Paul Hastings was also made a defendant.

Tucker and her husband accused the defendants of retaliating against her for her constitutionally protected efforts to clean up the lyrics of music sold to minors.

She said she was described as a “charlatan;” subjected to oppressive discovery, including having to sit for 11 days in deposition; and subjected to extra-judicial attacks while the litigation was ongoing, illustrative of malice on the part of the defendants.

She cited an ad in a rap magazine that she said was a death threat, as well as a top-selling CD in which Tupac Shakur, the Death Row/Interscope artist later shot to death in a drive-by incident in Las Vegas, described her using a vulgarity rhyming with her surname. She also noted that Moore and Warwick were subjected to lengthy depositions.

Tucker’s husband also brought a claim for loss of consortium, owing to the psychological effects on Tucker of the alleged retaliation.

The suits were assigned to Takasugi, who granted the defendants summary judgment on the ground that the Tuckers could show no damages. The Ninth Circuit reversed and remanded for consideration of the summary judgment motion on other grounds.

Takasugi then granted summary judgment again, ruling that some of the claims in the underlying suit were clearly supported by probable cause and that as to the rest, the Tuckers failed to present sufficient evidence of malice.

On appeal, Judge Richard A. Paez wrote to affirm Takasugi’s decision, rejecting the argument that the advertisement and lyrics showed malice because their publication occurred after the action was instituted. He also wrote that the companies’ voluntary dismissal of the action did not show malice because the Tuckers could not demonstrate that the stated reasons were a sham to disguise the absence of any supporting facts, and that the decision to sue Tucker only represented a prudent litigation decision under the circumstances.

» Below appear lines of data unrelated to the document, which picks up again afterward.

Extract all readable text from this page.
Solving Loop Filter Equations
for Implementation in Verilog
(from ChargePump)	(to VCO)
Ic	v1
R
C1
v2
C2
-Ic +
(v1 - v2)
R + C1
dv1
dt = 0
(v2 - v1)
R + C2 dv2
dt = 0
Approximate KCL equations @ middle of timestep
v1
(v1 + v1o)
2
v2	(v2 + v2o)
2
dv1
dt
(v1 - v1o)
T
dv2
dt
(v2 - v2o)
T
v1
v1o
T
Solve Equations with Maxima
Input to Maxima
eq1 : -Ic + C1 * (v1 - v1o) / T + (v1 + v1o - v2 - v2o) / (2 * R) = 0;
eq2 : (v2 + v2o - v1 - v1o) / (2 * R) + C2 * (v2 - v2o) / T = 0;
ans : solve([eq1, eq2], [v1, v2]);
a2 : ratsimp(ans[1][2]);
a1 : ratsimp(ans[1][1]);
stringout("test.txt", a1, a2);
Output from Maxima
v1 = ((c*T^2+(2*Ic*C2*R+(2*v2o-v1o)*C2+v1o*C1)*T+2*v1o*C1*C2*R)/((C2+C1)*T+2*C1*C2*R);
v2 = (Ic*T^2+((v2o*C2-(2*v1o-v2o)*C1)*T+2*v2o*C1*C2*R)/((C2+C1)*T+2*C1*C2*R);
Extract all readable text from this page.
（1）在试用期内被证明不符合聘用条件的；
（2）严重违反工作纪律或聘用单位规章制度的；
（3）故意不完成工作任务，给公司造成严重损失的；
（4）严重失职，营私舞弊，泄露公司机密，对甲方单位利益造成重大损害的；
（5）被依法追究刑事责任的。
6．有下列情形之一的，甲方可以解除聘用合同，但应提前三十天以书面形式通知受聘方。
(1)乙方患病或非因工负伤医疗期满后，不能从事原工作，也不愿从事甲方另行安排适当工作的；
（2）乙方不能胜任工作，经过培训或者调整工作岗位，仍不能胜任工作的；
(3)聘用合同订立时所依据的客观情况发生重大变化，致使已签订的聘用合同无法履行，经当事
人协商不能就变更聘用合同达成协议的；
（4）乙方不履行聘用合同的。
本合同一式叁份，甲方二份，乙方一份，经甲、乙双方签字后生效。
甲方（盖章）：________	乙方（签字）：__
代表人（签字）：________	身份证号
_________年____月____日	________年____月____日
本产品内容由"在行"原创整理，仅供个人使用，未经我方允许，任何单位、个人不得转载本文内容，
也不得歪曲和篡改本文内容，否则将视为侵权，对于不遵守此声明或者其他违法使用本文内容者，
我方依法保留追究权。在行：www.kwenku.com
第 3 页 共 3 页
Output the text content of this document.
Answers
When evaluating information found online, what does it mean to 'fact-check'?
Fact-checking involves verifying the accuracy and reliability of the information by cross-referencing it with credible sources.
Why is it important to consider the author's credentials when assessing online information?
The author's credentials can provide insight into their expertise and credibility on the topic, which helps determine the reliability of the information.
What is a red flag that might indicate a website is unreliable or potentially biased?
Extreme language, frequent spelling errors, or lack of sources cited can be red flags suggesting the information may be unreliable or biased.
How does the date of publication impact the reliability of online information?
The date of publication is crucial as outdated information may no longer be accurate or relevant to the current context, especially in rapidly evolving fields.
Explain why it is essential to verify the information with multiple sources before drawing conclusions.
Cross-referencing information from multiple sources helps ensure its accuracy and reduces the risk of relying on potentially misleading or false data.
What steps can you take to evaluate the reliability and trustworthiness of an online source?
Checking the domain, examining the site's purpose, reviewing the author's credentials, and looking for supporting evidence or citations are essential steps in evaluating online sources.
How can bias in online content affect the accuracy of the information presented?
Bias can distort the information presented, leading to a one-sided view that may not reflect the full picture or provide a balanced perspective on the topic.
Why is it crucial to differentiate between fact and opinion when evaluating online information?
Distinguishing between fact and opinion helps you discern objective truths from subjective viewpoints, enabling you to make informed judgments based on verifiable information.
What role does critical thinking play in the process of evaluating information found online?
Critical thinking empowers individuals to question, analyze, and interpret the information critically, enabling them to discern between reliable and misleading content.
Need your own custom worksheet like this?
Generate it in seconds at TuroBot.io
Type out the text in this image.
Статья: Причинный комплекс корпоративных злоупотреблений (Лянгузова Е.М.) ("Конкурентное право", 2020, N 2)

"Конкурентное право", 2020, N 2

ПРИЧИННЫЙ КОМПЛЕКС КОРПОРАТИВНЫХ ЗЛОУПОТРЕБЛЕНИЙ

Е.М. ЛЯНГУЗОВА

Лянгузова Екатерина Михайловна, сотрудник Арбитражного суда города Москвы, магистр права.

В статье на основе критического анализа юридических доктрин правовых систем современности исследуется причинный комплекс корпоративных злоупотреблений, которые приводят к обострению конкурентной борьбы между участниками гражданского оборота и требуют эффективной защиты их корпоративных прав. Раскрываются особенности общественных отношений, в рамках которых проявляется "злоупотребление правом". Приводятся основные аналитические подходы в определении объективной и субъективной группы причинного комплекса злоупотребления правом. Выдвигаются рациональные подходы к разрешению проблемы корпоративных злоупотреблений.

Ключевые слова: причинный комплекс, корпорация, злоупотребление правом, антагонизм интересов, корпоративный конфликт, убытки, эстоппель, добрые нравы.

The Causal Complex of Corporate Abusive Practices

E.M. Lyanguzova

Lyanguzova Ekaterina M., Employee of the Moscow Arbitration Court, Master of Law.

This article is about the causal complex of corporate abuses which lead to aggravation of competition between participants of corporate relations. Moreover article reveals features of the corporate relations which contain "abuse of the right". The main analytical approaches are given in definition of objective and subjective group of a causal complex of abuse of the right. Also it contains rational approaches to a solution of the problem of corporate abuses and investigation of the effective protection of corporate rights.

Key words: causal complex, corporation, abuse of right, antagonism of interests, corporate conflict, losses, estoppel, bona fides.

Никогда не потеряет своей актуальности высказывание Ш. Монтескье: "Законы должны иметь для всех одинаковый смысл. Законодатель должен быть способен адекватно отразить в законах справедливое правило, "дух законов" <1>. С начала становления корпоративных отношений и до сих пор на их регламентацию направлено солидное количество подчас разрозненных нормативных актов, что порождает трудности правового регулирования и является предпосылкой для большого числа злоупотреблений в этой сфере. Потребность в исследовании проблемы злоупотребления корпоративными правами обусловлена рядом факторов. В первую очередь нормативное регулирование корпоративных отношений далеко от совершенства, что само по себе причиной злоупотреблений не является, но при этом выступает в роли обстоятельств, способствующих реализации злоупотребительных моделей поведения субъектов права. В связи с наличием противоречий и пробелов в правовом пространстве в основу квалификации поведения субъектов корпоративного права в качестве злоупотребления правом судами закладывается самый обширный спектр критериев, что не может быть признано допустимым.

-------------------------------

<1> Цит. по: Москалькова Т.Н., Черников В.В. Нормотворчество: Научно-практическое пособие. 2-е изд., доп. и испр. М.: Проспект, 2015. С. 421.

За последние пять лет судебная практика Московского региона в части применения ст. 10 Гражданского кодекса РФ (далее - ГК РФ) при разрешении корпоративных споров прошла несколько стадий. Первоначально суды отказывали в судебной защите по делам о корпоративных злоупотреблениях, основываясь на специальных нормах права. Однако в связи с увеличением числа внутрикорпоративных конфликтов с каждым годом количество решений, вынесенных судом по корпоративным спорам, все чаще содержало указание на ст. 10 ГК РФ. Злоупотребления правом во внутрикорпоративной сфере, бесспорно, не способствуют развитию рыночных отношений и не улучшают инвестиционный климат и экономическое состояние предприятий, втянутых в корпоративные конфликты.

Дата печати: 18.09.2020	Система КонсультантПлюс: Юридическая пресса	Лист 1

Paez wrote further that the Tuckers could not show malice on the part of any of the attorneys—with the exception of one claim against Kenner—because they could not show the attorneys affirmatively knew that the factual bases for the suits were false at the time the suits were filed, or that the attorneys pursued them after learning that claims were unsupported.

However, he wrote that Takasugi had erred in granting summary judgment in favor of Kenner where Kenner had drafted a complaint that included a count of abuse of process. Noting that it was well-established under California law that the tort of abuse of process requires misuse of a judicial process, and that Tucker had never actually made use of any judicial processes, Paez wrote that a reasonable fact-finder could infer malice from Kenner’s drafting of a meritless claim, so the district judge was wrong on that issue.

But Paez said Takasugi had not erred in dismissing Tucker’s husband’s loss of consortium claims where he failed to raise a triable issue that his wife suffered a psychological injury from the alleged retaliation that was sufficiently serious or disabling as to raise an inference that his relationship with his wife was more than superficially impaired.

Judge Richard C. Tallman joined Paez in his opinion.

In a dissenting and concurring opinion, Senior Judge John T. Noonan wrote to disagree with the majority’s conclusion that a jury could only find malice in Kenner’s actions, and not in the record companies’ and attorneys’ actions.

“Tucker’s evidence affords multiple instances where a jury could infer, from what Death Row, Kenner, Interscope, and Ortner said and did, that the suits brought and maintained against Tucker were knowingly and therefore maliciously filed without probable cause and were prosecuted with malice for three years in an oppressive way, long after a scintilla of cause had been extinguished,” he said.

Writing that the case presented questions of fact that should be left to a jury to decide, he said that “[t]he court is in no position to conclude that the lawyers and their clients believed that these charges were true, rather than unscrupulous inventions.”

The case is Estate of Tucker v. Interscope Records, Inc., 05-56045.